I met Tey Al Rjula at a blockchain conference in Essen, Germany. He is a Dutch blockchain developer that is working on a project together with the Dutch government to give back identities to refugees that have no birth certificates (like him). I had a very interesting discussion with him and I share these thoughts. He stated that we are in a phase of blockchain technology where awareness is the most important. We need to propagate the knowledge about the bitcoin protocol and its potentials, as well as of the grass roots communities that are out there and that can be joined to work on, like Crown. This needs to happen as fast as possible as there are very powerful actors trying to tame this radical technology and turn it into unpolitical and controlled transaction systems to just lower fees or maximize efficiency. While these attributes are not to be underestimated, the real potential of blockchains lies in the collective empowerment they implicit, specially for those who need it most.

Crown needs to gain visibility and awareness has to be raised about its social, cultural and economic potentials.

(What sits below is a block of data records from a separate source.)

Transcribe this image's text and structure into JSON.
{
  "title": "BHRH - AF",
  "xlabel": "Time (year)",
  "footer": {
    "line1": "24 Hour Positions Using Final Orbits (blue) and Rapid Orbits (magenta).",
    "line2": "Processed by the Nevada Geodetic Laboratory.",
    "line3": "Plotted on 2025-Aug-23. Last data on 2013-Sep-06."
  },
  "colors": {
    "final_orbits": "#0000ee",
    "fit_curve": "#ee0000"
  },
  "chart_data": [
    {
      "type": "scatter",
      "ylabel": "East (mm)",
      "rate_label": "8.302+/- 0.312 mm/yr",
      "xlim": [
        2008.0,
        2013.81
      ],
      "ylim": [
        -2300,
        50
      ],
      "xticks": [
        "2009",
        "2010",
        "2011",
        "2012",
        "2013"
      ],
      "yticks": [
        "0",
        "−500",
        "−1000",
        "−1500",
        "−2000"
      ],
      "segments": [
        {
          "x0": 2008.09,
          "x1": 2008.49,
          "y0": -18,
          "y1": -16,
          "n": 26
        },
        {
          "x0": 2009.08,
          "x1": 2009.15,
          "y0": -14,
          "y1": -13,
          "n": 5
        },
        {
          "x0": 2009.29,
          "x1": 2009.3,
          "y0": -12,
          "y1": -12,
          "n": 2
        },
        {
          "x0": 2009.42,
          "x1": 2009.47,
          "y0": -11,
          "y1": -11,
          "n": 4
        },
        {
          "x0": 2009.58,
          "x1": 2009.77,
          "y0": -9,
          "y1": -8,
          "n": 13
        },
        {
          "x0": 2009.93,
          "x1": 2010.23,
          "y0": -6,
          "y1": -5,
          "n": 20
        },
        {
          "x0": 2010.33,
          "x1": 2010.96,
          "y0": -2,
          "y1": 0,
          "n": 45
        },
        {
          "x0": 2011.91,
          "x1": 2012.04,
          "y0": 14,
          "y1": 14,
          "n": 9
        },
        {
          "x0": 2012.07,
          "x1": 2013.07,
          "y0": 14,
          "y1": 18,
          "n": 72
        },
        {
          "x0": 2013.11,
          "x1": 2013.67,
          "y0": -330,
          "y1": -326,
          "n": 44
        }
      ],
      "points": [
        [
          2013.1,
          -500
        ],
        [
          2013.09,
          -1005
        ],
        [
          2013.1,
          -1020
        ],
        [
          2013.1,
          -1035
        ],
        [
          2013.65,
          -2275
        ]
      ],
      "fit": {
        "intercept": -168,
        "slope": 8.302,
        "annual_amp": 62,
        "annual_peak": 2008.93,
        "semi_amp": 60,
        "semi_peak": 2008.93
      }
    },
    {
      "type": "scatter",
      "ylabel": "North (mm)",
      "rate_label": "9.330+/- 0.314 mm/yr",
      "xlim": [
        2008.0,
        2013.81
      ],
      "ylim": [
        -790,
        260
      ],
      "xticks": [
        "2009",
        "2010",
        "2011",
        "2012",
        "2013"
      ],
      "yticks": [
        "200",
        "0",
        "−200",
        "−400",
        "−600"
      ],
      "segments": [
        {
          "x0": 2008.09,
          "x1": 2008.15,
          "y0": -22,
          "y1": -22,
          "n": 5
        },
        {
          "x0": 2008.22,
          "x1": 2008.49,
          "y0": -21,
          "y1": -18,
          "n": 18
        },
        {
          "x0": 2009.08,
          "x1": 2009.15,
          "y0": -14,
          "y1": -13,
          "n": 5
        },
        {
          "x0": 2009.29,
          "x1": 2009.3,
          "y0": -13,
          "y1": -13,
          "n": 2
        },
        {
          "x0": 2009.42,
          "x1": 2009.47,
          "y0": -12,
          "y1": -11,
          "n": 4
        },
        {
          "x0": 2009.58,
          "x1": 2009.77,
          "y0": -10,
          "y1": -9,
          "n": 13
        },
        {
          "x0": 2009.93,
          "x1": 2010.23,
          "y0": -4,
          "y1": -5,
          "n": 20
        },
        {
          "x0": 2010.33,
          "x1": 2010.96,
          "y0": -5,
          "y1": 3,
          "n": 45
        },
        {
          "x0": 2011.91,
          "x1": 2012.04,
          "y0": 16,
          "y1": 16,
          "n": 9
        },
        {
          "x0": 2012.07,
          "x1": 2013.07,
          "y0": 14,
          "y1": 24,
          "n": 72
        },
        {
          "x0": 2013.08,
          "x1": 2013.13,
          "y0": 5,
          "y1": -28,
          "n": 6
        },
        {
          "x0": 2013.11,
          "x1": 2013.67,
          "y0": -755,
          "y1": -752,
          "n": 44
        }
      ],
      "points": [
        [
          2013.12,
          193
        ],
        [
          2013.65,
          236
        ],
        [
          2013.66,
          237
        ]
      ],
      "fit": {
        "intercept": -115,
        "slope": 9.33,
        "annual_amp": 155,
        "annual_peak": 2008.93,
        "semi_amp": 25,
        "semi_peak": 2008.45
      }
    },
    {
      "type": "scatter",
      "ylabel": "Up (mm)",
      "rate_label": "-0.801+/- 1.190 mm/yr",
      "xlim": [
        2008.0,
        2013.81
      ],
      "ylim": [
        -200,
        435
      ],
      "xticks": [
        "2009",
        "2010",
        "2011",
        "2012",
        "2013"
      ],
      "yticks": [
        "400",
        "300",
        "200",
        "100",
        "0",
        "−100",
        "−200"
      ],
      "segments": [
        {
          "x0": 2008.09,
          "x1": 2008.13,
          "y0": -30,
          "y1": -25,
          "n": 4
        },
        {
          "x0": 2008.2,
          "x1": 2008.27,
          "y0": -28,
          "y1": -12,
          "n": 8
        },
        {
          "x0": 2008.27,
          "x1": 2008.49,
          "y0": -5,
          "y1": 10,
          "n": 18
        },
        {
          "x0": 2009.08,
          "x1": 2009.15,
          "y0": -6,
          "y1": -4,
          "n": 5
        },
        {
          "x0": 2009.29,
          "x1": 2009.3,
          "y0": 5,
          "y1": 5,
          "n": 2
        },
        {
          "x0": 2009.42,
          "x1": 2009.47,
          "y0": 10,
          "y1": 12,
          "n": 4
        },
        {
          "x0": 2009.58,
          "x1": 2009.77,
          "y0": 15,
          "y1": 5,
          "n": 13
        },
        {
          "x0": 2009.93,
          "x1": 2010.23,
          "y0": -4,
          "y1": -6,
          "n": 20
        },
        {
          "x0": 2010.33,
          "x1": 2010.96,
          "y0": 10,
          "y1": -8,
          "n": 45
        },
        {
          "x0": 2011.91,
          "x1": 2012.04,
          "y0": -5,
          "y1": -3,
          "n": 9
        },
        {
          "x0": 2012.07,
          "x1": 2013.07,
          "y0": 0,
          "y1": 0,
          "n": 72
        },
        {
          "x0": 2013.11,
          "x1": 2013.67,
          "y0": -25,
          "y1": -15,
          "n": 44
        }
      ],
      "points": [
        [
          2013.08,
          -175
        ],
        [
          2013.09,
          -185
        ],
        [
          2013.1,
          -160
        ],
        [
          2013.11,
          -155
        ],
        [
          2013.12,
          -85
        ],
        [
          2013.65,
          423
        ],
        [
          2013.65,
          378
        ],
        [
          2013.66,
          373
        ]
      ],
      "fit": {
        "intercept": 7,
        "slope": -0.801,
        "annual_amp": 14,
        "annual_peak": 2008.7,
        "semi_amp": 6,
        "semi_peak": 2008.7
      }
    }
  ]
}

Reaching out to universities is a great way to achieve this, as critical thinkers can propagate the acquired information and knowledge as well as work on further developing ideas and concepts. Public universities and critical disciplines can influence the evolution of blockchain technologies attending to ethical and political dimensions that are losing their centrality while financial dimensions are gaining it.

Do you think that this proposal could be repeated with other Universities/Countries/Students?

I am convinced that informative and educational talks need to be made at all levels and institutions. From primary schools to universities. I share that point of view with Andreas Antonopoulos. Every kid should have 3 years of experience with bitcoin / blockchain infrastructure before they create their first bank account. This way we denaturalize the relation we have to money and to financial institutions and are able to think of new social, cultural and economic models that are less oppressing. It is the task of every blockchain community to explain itself to newcomers, free from commercial interests. It has been proved that children develop a different relation to technology if they work with open source tools in an early age, so we definitely need to get rid of as many proprietary systems as we can, especially in public educational institutions.

Are you considering any other proposals for Crown?

Maybe in future. For now, it is important to work on this one.